A tirzepatida, medicamento que vem ganhando destaque no tratamento da obesidade e do diabetes tipo 2, pode se tornar uma nova aliada no controle do lipedema. Embora ainda não existam estudos clínicos específicos voltados à condição, pesquisas recentes indicam que o remédio pode atuar em mecanismos importantes da doença, como inflamação, fibrose e alterações metabólicas do tecido adiposo.
Segundo a médica nutróloga Suzana Viana, o possível uso da tirzepatida representa uma mudança relevante na forma como o lipedema é compreendido e tratado. Durante muitos anos, a condição foi confundida com excesso de peso, o que dificultou o diagnóstico adequado e o manejo correto da doença.
“Durante muito tempo, o lipedema foi tratado como se fosse apenas excesso de peso. Hoje sabemos que existe um componente inflamatório e metabólico importante por trás da doença”, afirma a especialista.

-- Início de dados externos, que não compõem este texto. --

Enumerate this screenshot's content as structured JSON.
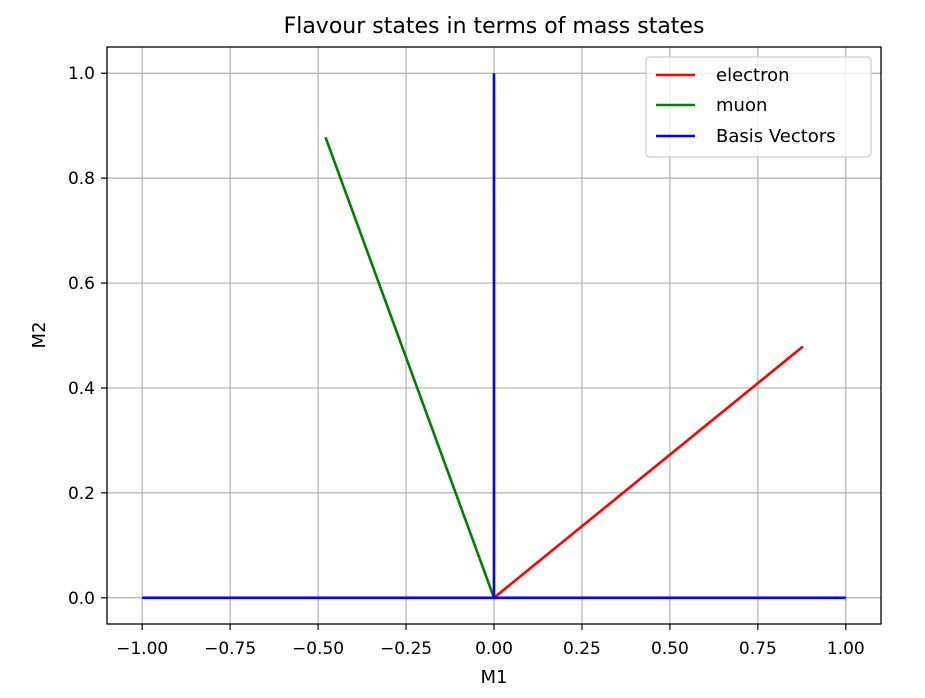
{
  "chart_data": {
    "type": "line",
    "title": "Flavour states in terms of mass states",
    "xlabel": "M1",
    "ylabel": "M2",
    "xlim": [
      -1.1,
      1.1
    ],
    "ylim": [
      -0.05,
      1.05
    ],
    "xticks": [
      -1.0,
      -0.75,
      -0.5,
      -0.25,
      0.0,
      0.25,
      0.5,
      0.75,
      1.0
    ],
    "xtick_labels": [
      "−1.00",
      "−0.75",
      "−0.50",
      "−0.25",
      "0.00",
      "0.25",
      "0.50",
      "0.75",
      "1.00"
    ],
    "yticks": [
      0.0,
      0.2,
      0.4,
      0.6,
      0.8,
      1.0
    ],
    "ytick_labels": [
      "0.0",
      "0.2",
      "0.4",
      "0.6",
      "0.8",
      "1.0"
    ],
    "grid": true,
    "legend_position": "top-right",
    "series": [
      {
        "name": "electron",
        "color": "#ff0000",
        "x": [
          0.0,
          0.878
        ],
        "y": [
          0.0,
          0.479
        ]
      },
      {
        "name": "muon",
        "color": "#008000",
        "x": [
          0.0,
          -0.479
        ],
        "y": [
          0.0,
          0.878
        ]
      },
      {
        "name": "Basis Vectors",
        "color": "#0000ff",
        "x": [
          -1.0,
          1.0
        ],
        "y": [
          0.0,
          0.0
        ]
      },
      {
        "name": "",
        "color": "#0000ff",
        "x": [
          0.0,
          0.0
        ],
        "y": [
          0.0,
          1.0
        ]
      }
    ]
  }
}
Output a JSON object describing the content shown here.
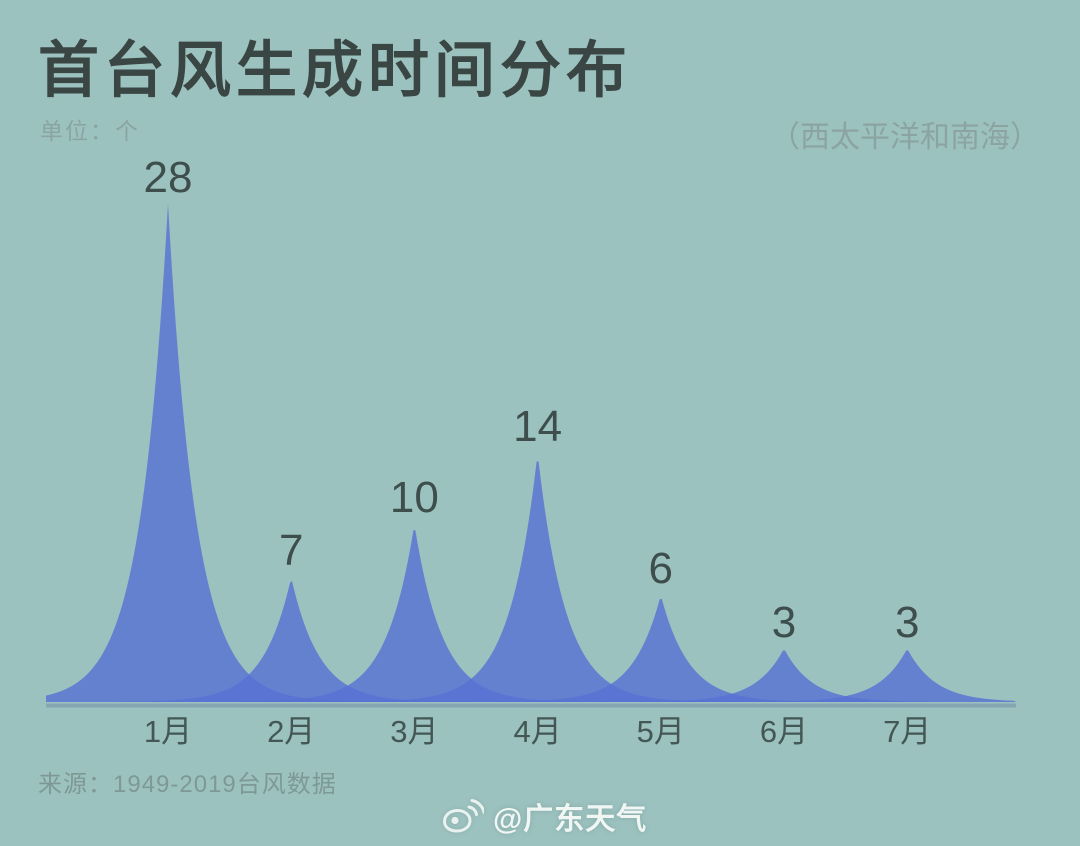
{
  "header": {
    "title": "首台风生成时间分布",
    "unit_label": "单位：个",
    "region_label": "（西太平洋和南海）"
  },
  "footer": {
    "source": "来源：1949-2019台风数据",
    "watermark_handle": "@广东天气",
    "watermark_icon": "weibo-icon"
  },
  "colors": {
    "background": "#9cc2c0",
    "peak_fill": "#5670d3",
    "peak_fill_opacity": 0.8,
    "peak_overlap": "#4f64c8",
    "axis_line": "#6e8ca4",
    "title_text": "#3a4643",
    "value_text": "#3d4e4c",
    "month_text": "#435755",
    "muted_text": "#8aa5a1",
    "source_text": "#7e9995",
    "watermark_text": "#f8fcfa"
  },
  "chart_data": {
    "type": "area",
    "categories": [
      "1月",
      "2月",
      "3月",
      "4月",
      "5月",
      "6月",
      "7月"
    ],
    "values": [
      28,
      7,
      10,
      14,
      6,
      3,
      3
    ],
    "title": "首台风生成时间分布",
    "unit": "个",
    "region": "西太平洋和南海",
    "ylim": [
      0,
      30
    ],
    "grid": false,
    "legend": false,
    "value_labels_position": "above-peaks",
    "peak_style": "sharp-spike-overlapping-tails"
  }
}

Lipedema vai além do excesso de gordura
O lipedema é frequentemente confundido com obesidade, mas possui características próprias que ajudam a diferenciá-lo. Entre os principais sinais estão a dificuldade de reduzir a gordura nas áreas afetadas, mesmo com dieta e prática regular de exercícios físicos, além de dor ao toque e tendência ao surgimento de hematomas.

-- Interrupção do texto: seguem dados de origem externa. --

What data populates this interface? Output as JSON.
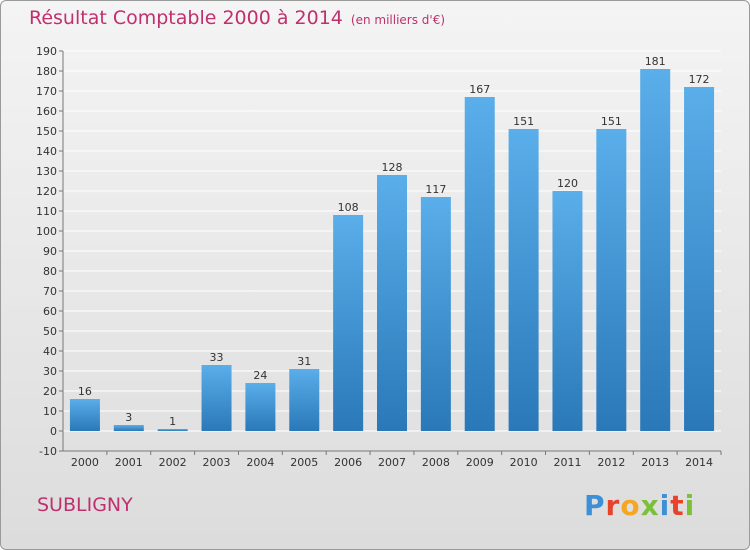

A doença crônica afeta principalmente mulheres e provoca acúmulo de gordura, dor e inchaço, especialmente nas pernas. Em muitos casos, o desconforto físico vem acompanhado de impacto emocional, devido às limitações funcionais e às mudanças na aparência corporal.
“Mesmo com dieta, atividade física e até cirurgia bariátrica, a gordura tende a persistir. Isso mostra que estamos lidando com um tecido adiposo diferente, metabolicamente alterado”, destaca Suzana Viana.
Tirzepatida pode atuar na inflamação e no metabolismo
Estudos indicam que os efeitos da tirzepatida vão além do controle da glicose e da redução do apetite. O medicamento pode reduzir processos inflamatórios e melhorar o funcionamento das células de gordura, fatores diretamente envolvidos no desenvolvimento e progressão do lipedema.
Para a especialista, esse é um dos pontos que mais despertam interesse na comunidade médica. A possibilidade de atuar nos mecanismos centrais da doença pode abrir novas perspectivas para o tratamento.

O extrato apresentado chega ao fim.